By following these best practices, you can ensure effective memory management, detect potential issues, optimize memory utilization, and keep your Java applications running smoothly. Remember, a proactive approach to memory management is crucial for robust and high-performing Java applications.


In conclusion, effective memory management is crucial for maintaining the performance and stability of Java applications. By understanding the causes of OutOfMemoryError and implementing the techniques outlined in this tutorial, you can proactively resolve memory management issues.

Remember to prioritize memory management throughout the development lifecycle to create robust and high-performing Java applications. And make sure to explore the Troubleshooting Java Applications page for additional solutions addressing similar Java errors.

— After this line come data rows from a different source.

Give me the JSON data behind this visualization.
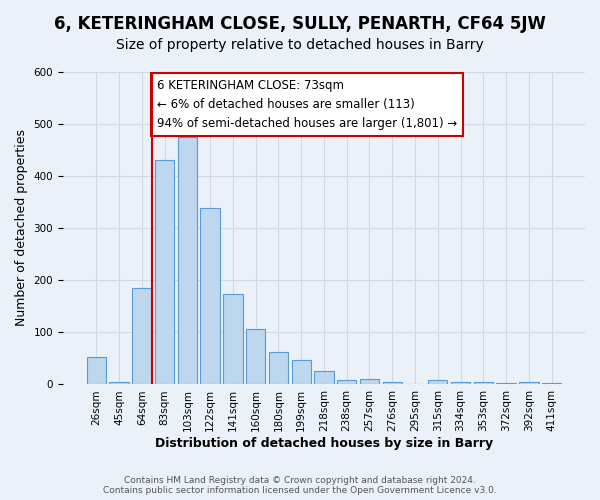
{
  "title": "6, KETERINGHAM CLOSE, SULLY, PENARTH, CF64 5JW",
  "subtitle": "Size of property relative to detached houses in Barry",
  "xlabel": "Distribution of detached houses by size in Barry",
  "ylabel": "Number of detached properties",
  "bin_labels": [
    "26sqm",
    "45sqm",
    "64sqm",
    "83sqm",
    "103sqm",
    "122sqm",
    "141sqm",
    "160sqm",
    "180sqm",
    "199sqm",
    "218sqm",
    "238sqm",
    "257sqm",
    "276sqm",
    "295sqm",
    "315sqm",
    "334sqm",
    "353sqm",
    "372sqm",
    "392sqm",
    "411sqm"
  ],
  "bar_values": [
    53,
    5,
    185,
    430,
    475,
    338,
    173,
    107,
    62,
    47,
    25,
    9,
    11,
    4,
    1,
    9,
    4,
    5,
    3,
    4,
    2
  ],
  "bar_color": "#bdd7ee",
  "bar_edge_color": "#5b9bd5",
  "grid_color": "#d0d8e4",
  "background_color": "#eaf1f8",
  "vline_color": "#cc0000",
  "annotation_title": "6 KETERINGHAM CLOSE: 73sqm",
  "annotation_line1": "← 6% of detached houses are smaller (113)",
  "annotation_line2": "94% of semi-detached houses are larger (1,801) →",
  "annotation_box_color": "#ffffff",
  "annotation_box_edge": "#cc0000",
  "footer_line1": "Contains HM Land Registry data © Crown copyright and database right 2024.",
  "footer_line2": "Contains public sector information licensed under the Open Government Licence v3.0.",
  "ylim": [
    0,
    600
  ],
  "title_fontsize": 12,
  "subtitle_fontsize": 10,
  "axis_label_fontsize": 9,
  "tick_fontsize": 7.5,
  "annotation_fontsize": 8.5,
  "footer_fontsize": 6.5
}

Frequently asked questions

  • What is the difference between OutOfMemoryError and StackOverflowError?
    OutOfMemoryError occurs when the Java heap is exhausted, while StackOverflowError is thrown when the call stack exceeds its maximum limit.
  • How can I increase the heap size for my Java application?
    You can increase the heap size by setting the -Xmx flag when launching the JVM. For example, -Xmx2g sets the maximum heap size to 2 GB.
  • Are memory leaks always caused by explicit object references?
    No, memory leaks can also occur when objects are unintentionally held by static references, caches, or thread-local variables without proper release.
  • How often should I perform garbage collection tuning?
    Garbage collection tuning depends on the specific requirements and characteristics of your application. It is recommended to perform tuning periodically or when encountering memory-related issues.
  • Can I disable garbage collection in Java?
    No, you cannot disable garbage collection in Java. Garbage collection is an essential part of the Java runtime environment and ensures proper memory management.
  • Should I manually call the System.gc() method to trigger garbage collection?
    In general, it is not necessary to manually call System.gc(). The JVM is responsible for managing garbage collection automatically. Explicitly invoking System.gc() can have limited impact and may even degrade performance.
  • Is it possible to recover memory from a memory leak at runtime?
    No, once a memory leak occurs, the leaked memory cannot be directly recovered at runtime. Identifying and fixing the root cause of the memory leak is necessary to prevent further memory consumption.